A própria Anelis, que, ao lado de sua mãe, Elizena, detém os direitos do espólio de Itamar, está à frente de outras iniciativas. Por exemplo, os óculos escuros com armações coloridas e em diferentes formatos utilizados por Itamar inspiraram uma coleção de roupas que tem o apoio de uma marca contemporânea de São Paulo. As novidades prosseguem com a edição de cinco livros infantis escritos por Itamar que permaneciam inéditos.
Para completar, os dois primeiros álbuns da carreira do músico ganharam reedições em vinil, tanto “Beleléu, Leléu, Eu” (1980) quanto “Às Próprias Custas S. A.” (1981), que trazia em seu título uma das muitas críticas e ironias lançadas por Itamar em suas composições. “O meu pai foi um pioneiro da música independente, numa época em que isso não era comum. Todo esse cenário de hoje, inclusive do rap, deve muito às lutas que ele travou”, observa Anelis, que se ressente da falta de reconhecimento ao legado do pai.
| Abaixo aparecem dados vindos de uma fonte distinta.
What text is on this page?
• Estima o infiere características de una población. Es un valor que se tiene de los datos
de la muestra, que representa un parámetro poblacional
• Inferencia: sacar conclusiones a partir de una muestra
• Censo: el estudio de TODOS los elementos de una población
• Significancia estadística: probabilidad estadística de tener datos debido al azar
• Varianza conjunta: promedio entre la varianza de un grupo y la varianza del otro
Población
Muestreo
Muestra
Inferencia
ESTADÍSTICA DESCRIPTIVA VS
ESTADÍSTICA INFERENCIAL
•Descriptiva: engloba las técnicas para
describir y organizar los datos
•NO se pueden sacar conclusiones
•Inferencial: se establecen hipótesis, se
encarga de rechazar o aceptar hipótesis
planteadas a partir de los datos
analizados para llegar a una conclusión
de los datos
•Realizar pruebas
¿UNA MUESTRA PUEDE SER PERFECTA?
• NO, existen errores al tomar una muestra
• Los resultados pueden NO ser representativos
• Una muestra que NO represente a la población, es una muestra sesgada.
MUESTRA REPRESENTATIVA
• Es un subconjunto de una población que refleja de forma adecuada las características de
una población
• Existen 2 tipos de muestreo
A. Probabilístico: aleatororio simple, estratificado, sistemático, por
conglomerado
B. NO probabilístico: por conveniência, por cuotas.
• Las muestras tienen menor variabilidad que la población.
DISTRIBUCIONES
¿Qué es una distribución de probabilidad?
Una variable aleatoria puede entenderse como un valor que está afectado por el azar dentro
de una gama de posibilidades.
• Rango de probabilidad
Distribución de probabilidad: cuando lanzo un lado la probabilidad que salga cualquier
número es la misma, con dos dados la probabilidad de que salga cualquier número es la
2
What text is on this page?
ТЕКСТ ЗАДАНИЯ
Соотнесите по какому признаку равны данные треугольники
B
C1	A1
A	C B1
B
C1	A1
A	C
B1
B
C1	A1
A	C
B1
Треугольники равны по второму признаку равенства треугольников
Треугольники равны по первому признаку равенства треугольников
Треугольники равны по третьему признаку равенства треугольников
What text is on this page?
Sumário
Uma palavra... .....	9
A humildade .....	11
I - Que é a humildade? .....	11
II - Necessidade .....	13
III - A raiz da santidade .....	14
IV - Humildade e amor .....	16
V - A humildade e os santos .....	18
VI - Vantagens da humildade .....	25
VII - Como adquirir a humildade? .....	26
“A música brasileira é ingrata”, reclama Anelis. Para tentar amenizar os efeitos desse desprezo à memória, ela prepara um site, em formato de museu virtual, com todo o acervo do progenitor. “Itamar é um documento artístico e cultural do país”, define Anelis.
História
Companheiro de geração, Arrigo Barnabé, 67, não apenas conviveu com Itamar, que tocou e participou de arranjos do disco “Clara Crocodilo” (1980), como morou, durante mais de dois anos, com o amigo em São Paulo. “Antes de estourar com a Vanguarda Paulista e ficar conhecido, a gente fez muitos shows juntos”, conta.
Arrigo foi um dos músicos mais próximos de Itamar. Em dueto, eles gravaram “Já Deu pra Sentir”, que, ao lado de “Noite Torta”, o entrevistado considera “o auge de Itamar na composição”. “As duas são muito bem-resolvidas em termos de letra e canção”, elogia Arrigo. Os dois se conheceram em Londrina, no interior do Paraná.
Da plateia, Arrigo se impressionou com a performance de Itamar no palco, que interpretava Tiradentes numa peça idealizada a partir da histórica “Arena Conta Zumbi”. “Ele é um cara que faz muita falta”, lamenta Arrigo, que em 2007 compôs uma missa para Itamar. “O senso de humor dele era agudo. O Itamar fazia imitações das pessoas, como se fossem caricaturas”, recorda.
Para o crítico musical Hugo Sukman, “a música de Itamar explode originalidade”. “Ele revela um mundo que, por incrível que pareça, dada a riqueza da música brasileira, não havia sido mostrado”, aponta. Segundo Sukman, a produção de Itamar se fia nas experiências do “negro urbano, de classe média”. “Ele faz isso dentro da tradição da canção brasileira”, diz. A denúncia ao racismo, que surge em “Cabelo Duro”, “Pretobras” e outras, é “feita com altivez”. “Itamar é a voz de uma população que ascendeu socialmente e chegou à universidade. Ele fala de igual para igual. Nesse sentido, o comparo ao Gilberto Gil”, observa Sukman.